My blog is not to help survivors recover, it is to have the 10 million yearly stroke survivors light fires underneath their doctors, stroke hospitals and stroke researchers to get stroke solved. 100% recovery. The stroke medical world is completely failing at that goal, they don't even have it as a goal. Shortly after getting out of the hospital and getting NO information on the process or protocols of stroke rehabilitation and recovery I started searching on the internet and found that no other survivor received useful information. This is an attempt to cover all stroke rehabilitation information that should be readily available to survivors so they can talk with informed knowledge to their medical staff. It lays out what needs to be done to get stroke survivors closer to 100% recovery. It's quite disgusting that this information is not available from every stroke association and doctors group.

Tuesday, August 7, 2018

A better way to predict heart attacks and strokes in space

Now if we can just bring these back down to earth. None of the existing stroke risk calculators identified me as being at any risk for stroke. Remember the Antarctic researcher who had a stroke in

Trouble at South Pole: 'Get me out of here' urges manager who suffered a stroke.

Of course by the time the stroke was identified there was nothing anyone could do to help recovery. There are NO protocols anywhere that get survivors close to 100% recovery.  Currently you are completely fucking screwed if you have a stroke. Your stroke medical professionals and stroke associations will lie to you about that fact but they will never provide any solutions until they are removed from power.


A better way to predict heart attacks and strokes in space

Researchers may have developed a more reliable way to predict the risk of heart attack and stroke in astronauts – and the technique may eventually help gauge the same danger for regular folks on Earth, too.

NASA astronauts currently undergo a special screening method that scans coronary arteries for a buildup of calcified plaque. This calcium scan, which is not routinely done in clinical practice, is a powerful tool in assessing cardiovascular risk. Yet scientists have had trouble integrating the results from these scans with traditional risk factors for heart disease, such as high cholesterol, high blood pressure, diabetes and family history of heart attack.

But researchers have developed a new equation that combines the calcium scan scores with those well-established risk factors. The result is a more accurate way to predict a person’s risk for having a stroke or developing heart disease within the next 10 years, according to findings published Monday in the American Heart Association journal Circulation.

“The application for NASA is incredibly important. You can imagine if someone had a heart attack in space, it would be catastrophic for the person and the mission,” said Dr. Amit Khera, a cardiologist and the lead author of the study.
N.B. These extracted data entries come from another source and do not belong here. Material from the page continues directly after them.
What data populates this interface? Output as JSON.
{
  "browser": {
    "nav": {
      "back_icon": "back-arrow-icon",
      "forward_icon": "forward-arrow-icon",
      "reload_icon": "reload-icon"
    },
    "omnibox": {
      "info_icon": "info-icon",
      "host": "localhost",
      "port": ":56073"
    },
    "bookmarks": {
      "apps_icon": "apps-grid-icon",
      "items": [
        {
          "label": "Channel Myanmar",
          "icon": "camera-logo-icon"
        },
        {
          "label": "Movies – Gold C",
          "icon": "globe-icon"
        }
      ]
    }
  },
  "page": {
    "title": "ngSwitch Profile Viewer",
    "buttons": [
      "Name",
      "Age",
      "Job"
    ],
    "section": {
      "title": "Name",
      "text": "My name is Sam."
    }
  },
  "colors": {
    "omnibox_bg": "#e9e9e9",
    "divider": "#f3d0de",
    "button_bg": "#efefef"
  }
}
“But we were kind of serving two masters in this project. Obviously for NASA, it's a tool they need to help in decision-making for astronauts in their missions,” said Khera, a professor of medicine at UT Southwestern Medical Center in Dallas. “But for terrestrial medicine as well, it has lots of potential applications in terms of helping us predict better who's at risk for heart attack and stroke, and who might need more intensive treatments.”

The new risk scoring system is the first to help predict both heart disease and stroke, said Dr. Michael Blaha, a cardiologist not involved in the new study. It also looked at a younger age group than a similar heart disease risk calculator developed several years ago that also incorporated calcium scan results. That calculator, which Blaha helped develop, was based on patients at an average age of 65. In the new study, the average age was 51.

“It’s been clear within the last several years that the calcium score by far adds the most risk-predictive value on top of traditional risk factors, and this study helps confirm that,” said Blaha, director of clinical research for the Johns Hopkins Ciccarone Center for the Prevention of Heart Disease in Baltimore.

“I like this new risk score. The only thing I’m not certain of is where it will fit in and what the clinical impact will be,” he said. “I don’t know how unique will it be in the space of risk prediction tools, which is already crowded.”

For astronauts and other professions that come with a high level of danger, better cardiovascular risk calculators can be crucial. But having such tools available for the general population could help improve medical efficiency, Khera said.

Doctors already rely on certain risk factors to help gauge the need for prescriptions such as cholesterol-reducing statins or whether they should suggest a daily aspirin regimen for patients, he said. A new risk calculator could help medical professionals refine those assessments.

“Hopefully, we can eventually apply this tool in office-based practices to … communicate better [with patients] about their risk and do that with more accuracy, so we can determine what might be the best treatment for them,” Khera said.